Fields of Asphodel
- Cover of first edition
- Author: Tito Perdue
- Language: English
- Publisher: The Overlook Press
- Publication date: 19 July 2007
- Publication place: United States
- Pages: 252
- ISBN: 9781585678716

= Fields of Asphodel =

2007 American novel

Fields of Asphodel is a 2007 novel by the American writer Tito Perdue. It picks up the story of Leland "Lee" Pefley where Perdue's first novel, Lee, left off.

==Publication history==
The novel was first published in 2007 by the Overlook Press simultaneously with the reissue of Perdue's first novel, Lee. A new edition was published by Standard American in 2023.

==Reception==
Publishers Weekly praises the book's "funny scenes and arresting lines." In the Los Angeles Times, Antoine Wilson praises its "utterly charming and brilliantly comic penultimate scene" but also complains of "tone-deaf caricature" in passages where "satirical elements take center stage."

Both Kirkus Reviews and Publishers Weekly compare the novel to those of Samuel Beckett; but the latter finds that it lacks Beckett's "lyricism."

In the Quarterly Review, Derek Turner judges it "without a doubt the strangest" of Perdue's books yet published.

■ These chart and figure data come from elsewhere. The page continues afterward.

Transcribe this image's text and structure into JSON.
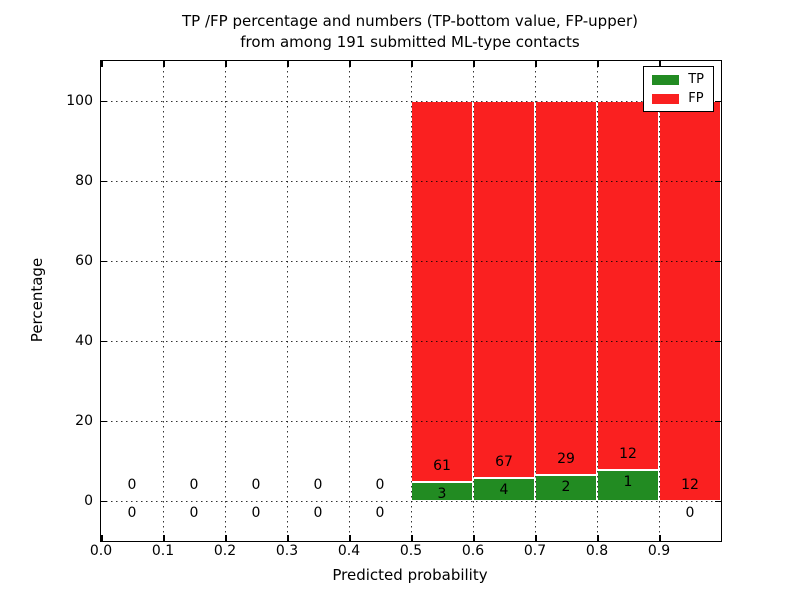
{
  "title": {
    "line1": "TP /FP percentage and numbers (TP-bottom value, FP-upper)",
    "line2": "from among 191 submitted ML-type contacts"
  },
  "axes": {
    "xlabel": "Predicted probability",
    "ylabel": "Percentage"
  },
  "legend": {
    "items": [
      {
        "label": "TP",
        "color": "#228b22"
      },
      {
        "label": "FP",
        "color": "#fa2020"
      }
    ]
  },
  "chart_data": {
    "type": "bar",
    "stacked": true,
    "title": "TP /FP percentage and numbers (TP-bottom value, FP-upper) from among 191 submitted ML-type contacts",
    "xlabel": "Predicted probability",
    "ylabel": "Percentage",
    "xlim": [
      0.0,
      1.0
    ],
    "ylim": [
      -10,
      110
    ],
    "grid": true,
    "grid_style": "dotted",
    "legend_position": "upper right",
    "bin_width": 0.1,
    "total_contacts": 191,
    "x_ticks": [
      0.0,
      0.1,
      0.2,
      0.3,
      0.4,
      0.5,
      0.6,
      0.7,
      0.8,
      0.9
    ],
    "x_tick_labels": [
      "0.0",
      "0.1",
      "0.2",
      "0.3",
      "0.4",
      "0.5",
      "0.6",
      "0.7",
      "0.8",
      "0.9"
    ],
    "y_ticks": [
      0,
      20,
      40,
      60,
      80,
      100
    ],
    "y_tick_labels": [
      "0",
      "20",
      "40",
      "60",
      "80",
      "100"
    ],
    "series": [
      {
        "name": "TP",
        "color": "#228b22"
      },
      {
        "name": "FP",
        "color": "#fa2020"
      }
    ],
    "bins": [
      {
        "start": 0.0,
        "tp_count": 0,
        "fp_count": 0,
        "tp_pct": 0,
        "fp_pct": 0
      },
      {
        "start": 0.1,
        "tp_count": 0,
        "fp_count": 0,
        "tp_pct": 0,
        "fp_pct": 0
      },
      {
        "start": 0.2,
        "tp_count": 0,
        "fp_count": 0,
        "tp_pct": 0,
        "fp_pct": 0
      },
      {
        "start": 0.3,
        "tp_count": 0,
        "fp_count": 0,
        "tp_pct": 0,
        "fp_pct": 0
      },
      {
        "start": 0.4,
        "tp_count": 0,
        "fp_count": 0,
        "tp_pct": 0,
        "fp_pct": 0
      },
      {
        "start": 0.5,
        "tp_count": 3,
        "fp_count": 61,
        "tp_pct": 4.69,
        "fp_pct": 95.31
      },
      {
        "start": 0.6,
        "tp_count": 4,
        "fp_count": 67,
        "tp_pct": 5.63,
        "fp_pct": 94.37
      },
      {
        "start": 0.7,
        "tp_count": 2,
        "fp_count": 29,
        "tp_pct": 6.45,
        "fp_pct": 93.55
      },
      {
        "start": 0.8,
        "tp_count": 1,
        "fp_count": 12,
        "tp_pct": 7.69,
        "fp_pct": 92.31
      },
      {
        "start": 0.9,
        "tp_count": 0,
        "fp_count": 12,
        "tp_pct": 0,
        "fp_pct": 100
      }
    ]
  }
}
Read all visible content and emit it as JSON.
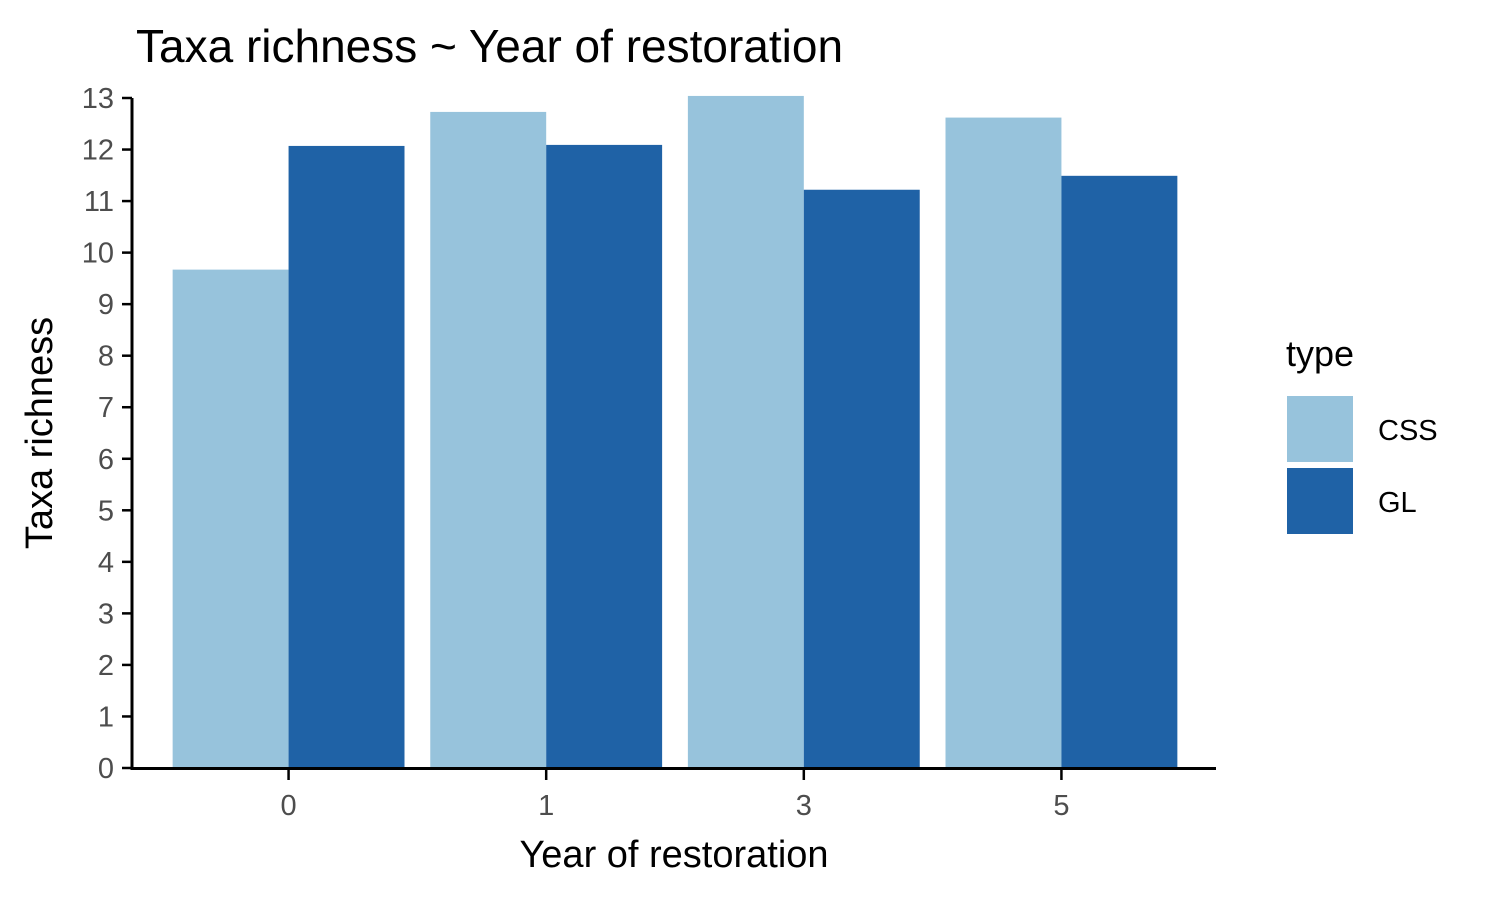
{
  "chart_data": {
    "type": "bar",
    "title": "Taxa richness ~ Year of restoration",
    "xlabel": "Year of restoration",
    "ylabel": "Taxa richness",
    "categories": [
      "0",
      "1",
      "3",
      "5"
    ],
    "series": [
      {
        "name": "CSS",
        "color": "#97c3dc",
        "values": [
          9.67,
          12.73,
          13.04,
          12.62
        ]
      },
      {
        "name": "GL",
        "color": "#1f62a6",
        "values": [
          12.07,
          12.09,
          11.22,
          11.49
        ]
      }
    ],
    "ylim": [
      0,
      13
    ],
    "yticks": [
      "0",
      "1",
      "2",
      "3",
      "4",
      "5",
      "6",
      "7",
      "8",
      "9",
      "10",
      "11",
      "12",
      "13"
    ],
    "grid": false,
    "legend": {
      "title": "type",
      "placement": "right"
    }
  }
}
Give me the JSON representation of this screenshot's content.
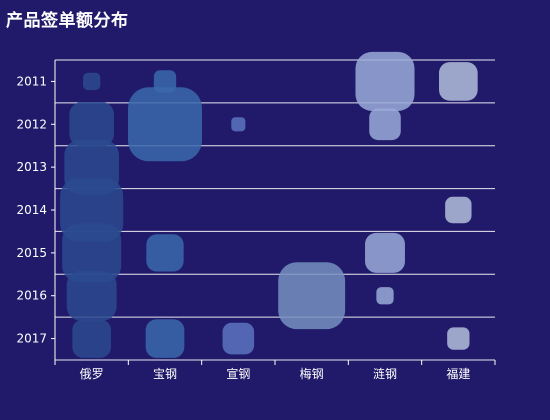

Don Noble notes its "highly literate, idiosyncratic diction," while Turner finds it "difficult to know how to do justice to a book that combines ... courtly archaisms with crude street slang ... philosophical points ... with haemorrhoid-related humour."

==Series==
The main character, Lee Pefley, and his forebears appear in many of Perdue's novels.